With so many gig-playing musicians here, I though this might be of interest. It’s an AI-powered tool that can chew up a recorded synthesizer sound and spit out a preset that resembles it for the free synthesizer Vital. I could see a keyboard player running a song they need to cover through a stem-separating tool to isolate the keyboard part and then putting the part through this to give them a starting place for a synth patch they can play live.
Interesting, but will it be better thna a good pair of ears and a knowledge of synthesis?
I have always managed to recreate most sounds. The ones I have sometimes struggled with are Prophet 5 sounds where Polymod is in use
Some sounds are also hard when they are drenched in effects, but I have ways of getting past that.
But I am sure this would be of interest to some.

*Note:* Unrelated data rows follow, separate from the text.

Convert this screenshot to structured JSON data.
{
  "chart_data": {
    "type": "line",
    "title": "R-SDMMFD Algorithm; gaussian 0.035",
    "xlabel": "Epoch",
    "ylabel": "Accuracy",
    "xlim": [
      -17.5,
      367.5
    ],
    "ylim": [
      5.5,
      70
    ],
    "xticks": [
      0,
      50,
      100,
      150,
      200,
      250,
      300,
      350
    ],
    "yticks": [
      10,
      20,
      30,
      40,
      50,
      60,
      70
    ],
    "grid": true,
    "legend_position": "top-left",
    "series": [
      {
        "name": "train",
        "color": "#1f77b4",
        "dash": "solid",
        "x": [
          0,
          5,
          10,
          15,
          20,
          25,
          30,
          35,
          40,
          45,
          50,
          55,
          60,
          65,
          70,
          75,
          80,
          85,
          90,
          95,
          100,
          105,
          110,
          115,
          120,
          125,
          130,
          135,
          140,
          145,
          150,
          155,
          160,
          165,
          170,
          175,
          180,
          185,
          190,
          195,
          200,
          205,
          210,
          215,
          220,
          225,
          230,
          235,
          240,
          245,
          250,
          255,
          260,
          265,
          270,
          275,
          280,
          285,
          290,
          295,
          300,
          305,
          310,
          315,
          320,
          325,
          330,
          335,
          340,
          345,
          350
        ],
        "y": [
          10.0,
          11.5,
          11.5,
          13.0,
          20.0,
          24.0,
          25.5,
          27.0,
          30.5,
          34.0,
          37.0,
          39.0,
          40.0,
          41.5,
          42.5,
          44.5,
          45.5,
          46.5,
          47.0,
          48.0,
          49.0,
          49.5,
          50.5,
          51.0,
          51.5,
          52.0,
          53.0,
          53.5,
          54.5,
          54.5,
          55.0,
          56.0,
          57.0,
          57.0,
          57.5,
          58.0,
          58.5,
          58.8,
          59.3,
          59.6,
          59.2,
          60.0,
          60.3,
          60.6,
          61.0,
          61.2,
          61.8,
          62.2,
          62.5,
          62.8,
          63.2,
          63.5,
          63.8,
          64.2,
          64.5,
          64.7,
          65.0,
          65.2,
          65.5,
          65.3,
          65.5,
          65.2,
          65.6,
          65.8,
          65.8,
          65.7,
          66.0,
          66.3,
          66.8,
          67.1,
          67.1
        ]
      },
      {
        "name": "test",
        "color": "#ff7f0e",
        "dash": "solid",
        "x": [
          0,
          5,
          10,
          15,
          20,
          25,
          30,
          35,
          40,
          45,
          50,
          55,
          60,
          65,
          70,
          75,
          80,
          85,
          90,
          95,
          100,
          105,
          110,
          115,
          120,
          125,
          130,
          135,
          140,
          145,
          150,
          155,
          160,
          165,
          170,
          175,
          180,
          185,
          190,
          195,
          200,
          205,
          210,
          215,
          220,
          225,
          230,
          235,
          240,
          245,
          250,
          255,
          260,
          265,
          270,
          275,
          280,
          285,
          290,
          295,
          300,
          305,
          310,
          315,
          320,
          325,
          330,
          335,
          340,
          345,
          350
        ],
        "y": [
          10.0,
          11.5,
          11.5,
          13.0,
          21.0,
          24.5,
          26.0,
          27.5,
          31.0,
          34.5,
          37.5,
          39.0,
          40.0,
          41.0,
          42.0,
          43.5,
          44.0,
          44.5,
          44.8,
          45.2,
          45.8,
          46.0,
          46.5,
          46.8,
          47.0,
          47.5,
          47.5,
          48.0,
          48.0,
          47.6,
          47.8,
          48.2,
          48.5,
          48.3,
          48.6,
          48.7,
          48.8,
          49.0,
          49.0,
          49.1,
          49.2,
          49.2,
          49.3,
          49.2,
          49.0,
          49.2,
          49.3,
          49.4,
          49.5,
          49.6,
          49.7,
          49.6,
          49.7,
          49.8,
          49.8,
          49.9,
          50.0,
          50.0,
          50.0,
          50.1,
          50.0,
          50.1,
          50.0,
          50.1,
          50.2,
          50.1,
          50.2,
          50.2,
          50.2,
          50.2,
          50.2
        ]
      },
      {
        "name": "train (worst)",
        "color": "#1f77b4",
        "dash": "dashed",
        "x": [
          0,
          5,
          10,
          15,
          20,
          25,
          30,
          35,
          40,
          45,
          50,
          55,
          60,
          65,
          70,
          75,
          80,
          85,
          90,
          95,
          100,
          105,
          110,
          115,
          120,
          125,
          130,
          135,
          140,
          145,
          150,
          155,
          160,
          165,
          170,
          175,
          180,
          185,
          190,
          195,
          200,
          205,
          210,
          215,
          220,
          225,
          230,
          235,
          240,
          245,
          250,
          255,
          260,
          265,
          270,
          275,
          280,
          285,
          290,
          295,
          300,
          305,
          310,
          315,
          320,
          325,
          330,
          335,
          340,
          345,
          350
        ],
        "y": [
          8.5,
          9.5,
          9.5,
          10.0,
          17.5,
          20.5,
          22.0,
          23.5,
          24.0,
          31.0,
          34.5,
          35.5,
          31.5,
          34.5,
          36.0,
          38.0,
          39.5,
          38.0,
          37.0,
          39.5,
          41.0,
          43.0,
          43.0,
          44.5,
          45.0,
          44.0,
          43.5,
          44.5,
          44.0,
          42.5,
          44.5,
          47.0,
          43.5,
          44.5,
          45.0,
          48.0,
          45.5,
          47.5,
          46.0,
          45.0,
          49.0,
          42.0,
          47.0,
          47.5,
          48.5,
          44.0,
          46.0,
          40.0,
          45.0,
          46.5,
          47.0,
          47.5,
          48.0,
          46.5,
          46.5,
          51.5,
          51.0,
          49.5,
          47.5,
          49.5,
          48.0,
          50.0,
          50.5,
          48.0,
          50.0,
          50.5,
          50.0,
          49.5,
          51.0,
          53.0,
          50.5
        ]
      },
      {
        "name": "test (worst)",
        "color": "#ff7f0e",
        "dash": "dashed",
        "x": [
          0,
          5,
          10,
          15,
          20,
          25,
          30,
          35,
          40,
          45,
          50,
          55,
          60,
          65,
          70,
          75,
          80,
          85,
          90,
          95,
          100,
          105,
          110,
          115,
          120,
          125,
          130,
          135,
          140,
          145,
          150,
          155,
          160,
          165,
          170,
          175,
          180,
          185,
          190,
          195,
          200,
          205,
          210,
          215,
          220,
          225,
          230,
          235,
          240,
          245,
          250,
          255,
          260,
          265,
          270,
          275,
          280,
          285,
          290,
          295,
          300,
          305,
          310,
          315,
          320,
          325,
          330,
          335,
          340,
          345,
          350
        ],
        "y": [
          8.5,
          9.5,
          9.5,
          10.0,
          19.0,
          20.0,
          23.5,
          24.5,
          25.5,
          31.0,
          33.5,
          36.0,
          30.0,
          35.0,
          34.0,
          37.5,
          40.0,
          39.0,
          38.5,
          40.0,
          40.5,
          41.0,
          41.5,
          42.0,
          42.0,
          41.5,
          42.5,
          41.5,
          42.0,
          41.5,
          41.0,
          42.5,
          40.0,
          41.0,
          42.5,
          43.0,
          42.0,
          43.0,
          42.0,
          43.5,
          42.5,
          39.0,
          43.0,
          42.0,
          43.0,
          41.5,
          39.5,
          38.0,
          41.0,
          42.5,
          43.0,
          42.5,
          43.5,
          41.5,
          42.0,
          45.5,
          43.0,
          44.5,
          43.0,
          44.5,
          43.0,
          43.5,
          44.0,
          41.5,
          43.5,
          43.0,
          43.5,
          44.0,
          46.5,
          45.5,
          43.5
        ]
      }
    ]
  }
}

I’d say that depends on your “better”. If you want to actually know what you are doing, or you want to know how to make subtle changes to the patch to taste, then it’s probably not “better”. If all you need to do is get a synth sound set up so you can play Prince’s “1999” at a gig tomorrow, then maybe letting the software do the lifting is better. There’s a lot of gray area there, too - maybe you use it to get you in the ballpark, then like the kid in the video, you tweak until you get what you want. Or you use it to learn more about how Vital works - maybe by comparing the settings on the multiple presets to see if you can figure out what they’re doing.
Another thing that this can’t do (because it’s not designed to) is recreate some effect that you control using a continuous controller like the mod wheel. If you need that kind of control of the sound, you’re going to have to figure out how to do some of it yourself.
I fed it some wav samples I extracted from a YouTube video of the Behringer Solina. It didn’t replicate the Solina but the patches it came up with are interesting.